From biochemist to community engagement manager
Woodley started her career working in a laboratory. She earned her master's in biochemistry from the University of Cambridge and master's in pre-mRNA splicing from the University of Leicester in England and the European Molecular Biology Laboratory in Heidelberg, Germany.
While in graduate school, she co-founded a popular science magazine, BlueSci, and served as its managing editor for several years. This involved developing training programs, organizing events and connecting people across departments and colleges within the university system. It also showed her that a career with a 360-degree perspective was a better fit for her.
Today, Woodley is the director of the Center for Scientific Collaboration and Community Engagement, a research and training center supporting professionals in the emerging field of scientific community engagement.
“CSSCE exists, at least in part, to support these scientists in their community-building careers,” Woodley said.
But what exactly is community engagement?
“Community engagement is ‘inreach,’" Woodley said. "Community-engagement managers are essentially performing the function of human infrastructure. Science inreach has the goal of connecting scientists to other scientists — as compared to science outreach, which has the goal of connecting scientists to the public.”
Inreach supports successful scientific collaboration in multiple ways:
- Helping groups to identify and articulate shared interests.
- Setting norms for working together.
- Ensuring that all members of a community feel included and are able to participate.
Woodley's work at CSCCE
The CSCCE supports workers in inreach roles at a variety of scientific organizations, and Woodley is the center's de facto community-engagement manager.
She supports the CSCCE community by providing regular programming using Slack, developing working groups, and creating and editing content to share on the website.
CSCCE hosts monthly community calls (with speakers and discussions) to explore topics of interest to scientific community managers. In any given week, Woodley could be setting up welcome calls with new members, recruiting members and organizing programming.

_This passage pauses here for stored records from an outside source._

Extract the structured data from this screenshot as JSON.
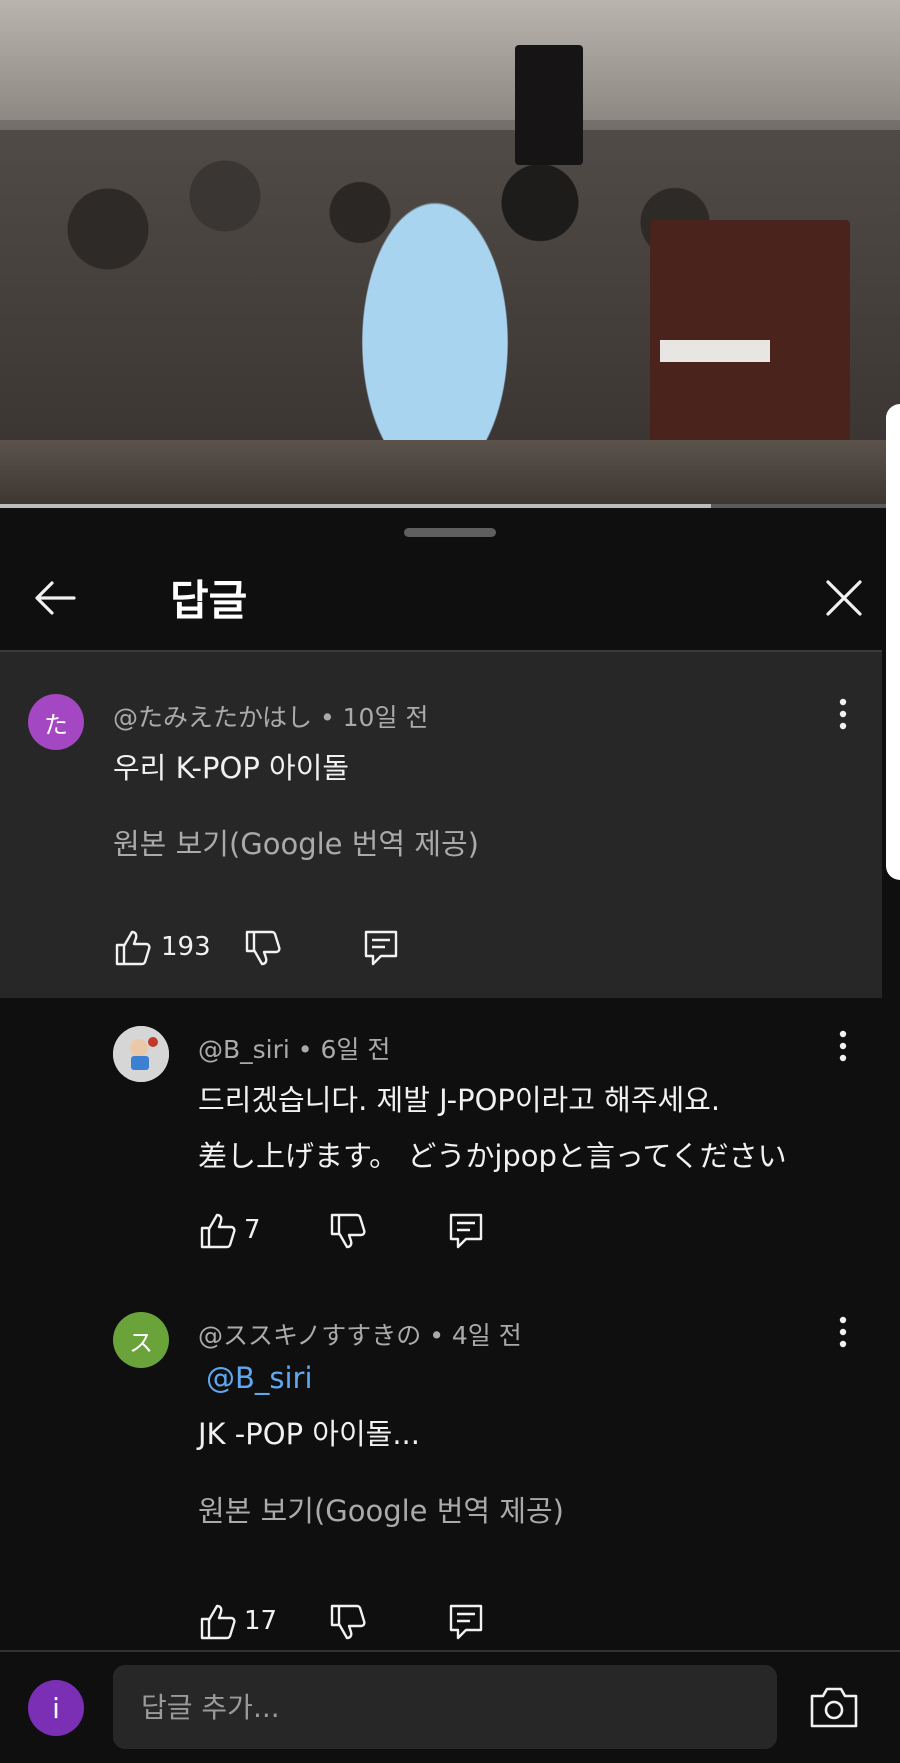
{
  "video": {
    "progress_fraction": 0.79
  },
  "sheet": {
    "title": "답글",
    "back_icon": "arrow-left-icon",
    "close_icon": "close-icon"
  },
  "comments": [
    {
      "author": "@たみえたかはし",
      "time": "10일 전",
      "avatar_letter": "た",
      "avatar_color": "#a347c3",
      "text": "우리 K-POP 아이돌",
      "translate_link": "원본 보기(Google 번역 제공)",
      "likes": "193"
    },
    {
      "author": "@B_siri",
      "time": "6일 전",
      "avatar_letter": "",
      "avatar_color": "#d9d9d9",
      "text_line1": "드리겠습니다. 제발 J-POP이라고 해주세요.",
      "text_line2": "差し上げます。 どうかjpopと言ってください",
      "likes": "7"
    },
    {
      "author": "@ススキノすすきの",
      "time": "4일 전",
      "avatar_letter": "ス",
      "avatar_color": "#69a33a",
      "mention": "@B_siri",
      "text": "JK -POP 아이돌...",
      "translate_link": "원본 보기(Google 번역 제공)",
      "likes": "17"
    }
  ],
  "composer": {
    "avatar_letter": "i",
    "avatar_color": "#7b2fb5",
    "placeholder": "답글 추가...",
    "camera_icon": "camera-icon"
  },
  "colors": {
    "background": "#0f0f0f",
    "highlight": "#272727",
    "mention": "#5fa8ef"
  }
}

In addition, she conducts strategic planning, handles behind-the-scenes work (such as survey analysis and metrics) and determines what sorts of content, programming and activities are needed.
Finding a community engagement job
Community-engagement managers are found at all sorts of organizations.

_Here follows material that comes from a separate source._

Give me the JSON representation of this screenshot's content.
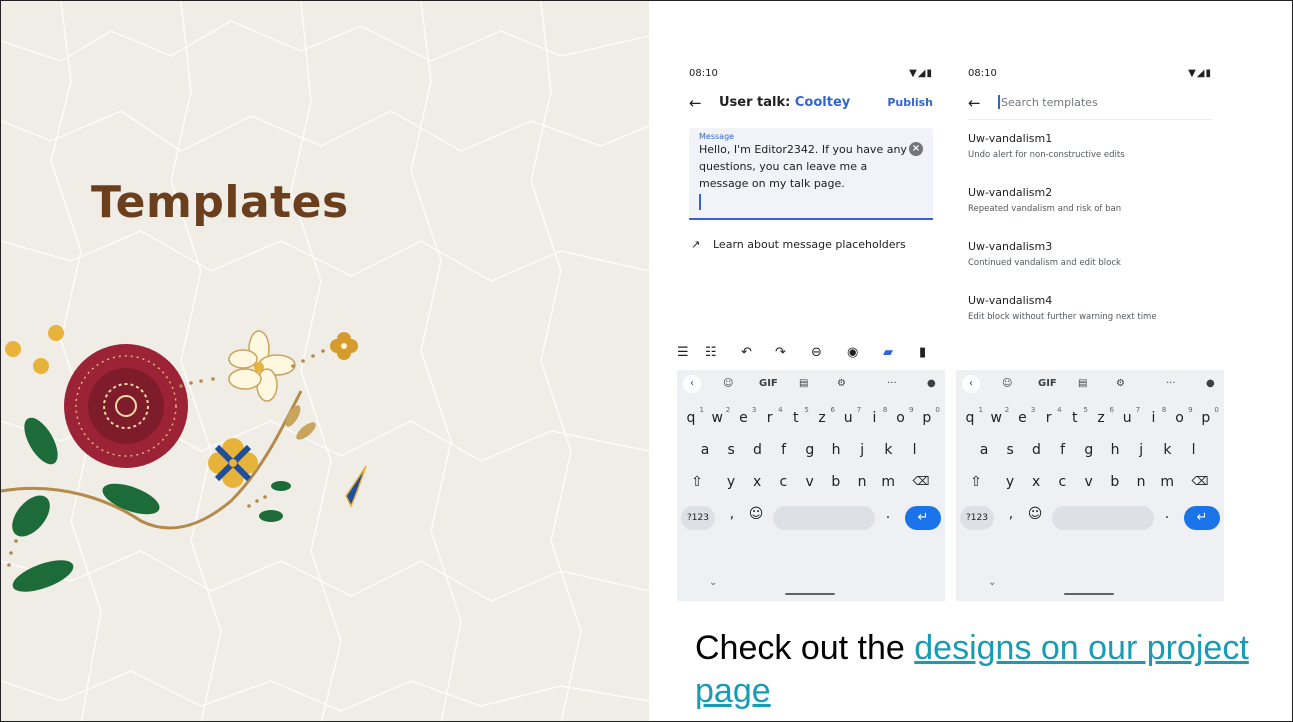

“Sometimes it means working within a research context," such as an academic research institution, Woodley said. "Other times, (an) organization that provides infrastructure for scholarly communications, such as Crossref or ORCID, will have a community manager to convene members around the provision of tools, training or standard setting that scientists need to get their work done.”
These engagement managers also are found at professional associations, which are increasingly encouraging their members to build communities on online platforms.
CSCCE fellowship program
The CSCCE offers the Community Engagement Fellowship Program each year.
It bring about 20 scientific community-engagement managers together as a cohort for a year of training activities. Participants come from various scientific backgrounds as well as from business, marketing and communications.
During their cohort year, they have three in-person trainings (in January, June and December) and receive training online in between.
When looking for these sorts of jobs, you should use these keywords: community manager, membership officer and network engagement manager.
For many scientific community-engagement roles, having a scientific background can be helpful. "Exposure to the lab environment and seeing how science works … can build a level of legitimacy,” Woodley said.
Woodley and colleagues have determined that scientific community managers typically have skills in five core competencies: communications, technical, program management, program development and interpersonal.
“The interpersonal competency is especially important because it involves skills such as moderating, facilitating and integrating different perspectives — all essential for collaborative work,” Woodley said.
In 2016, the CSCCE conducted the State of Scientific Community Management Survey, which surveyed about 100 people in community-engagement roles to better understand the evolving career landscape. The results showed that two-thirds of the people in these roles have Ph.D.s, and yet the majority taught themselves community engagement while on the job.
“We have all been on teams and have seen conflict with collaborative projects," Woodley said. "People are busy, and misunderstandings can happen. We (community-engagement managers) create opportunities where people are able to contribute because we made engagement seem easy. The CSCCE exists to make the case that these roles can and should be institutionalized."
So, what does the future of community engagement look like?
"As a center, we want to see these community-engagement management roles increasingly recognized and funded so that it will be the norm that everyone who wants to set up a large-scale collaboration would automatically have a line item in their budget for a community-engagement manager," Woodley said. "This doesn’t currently happen by default."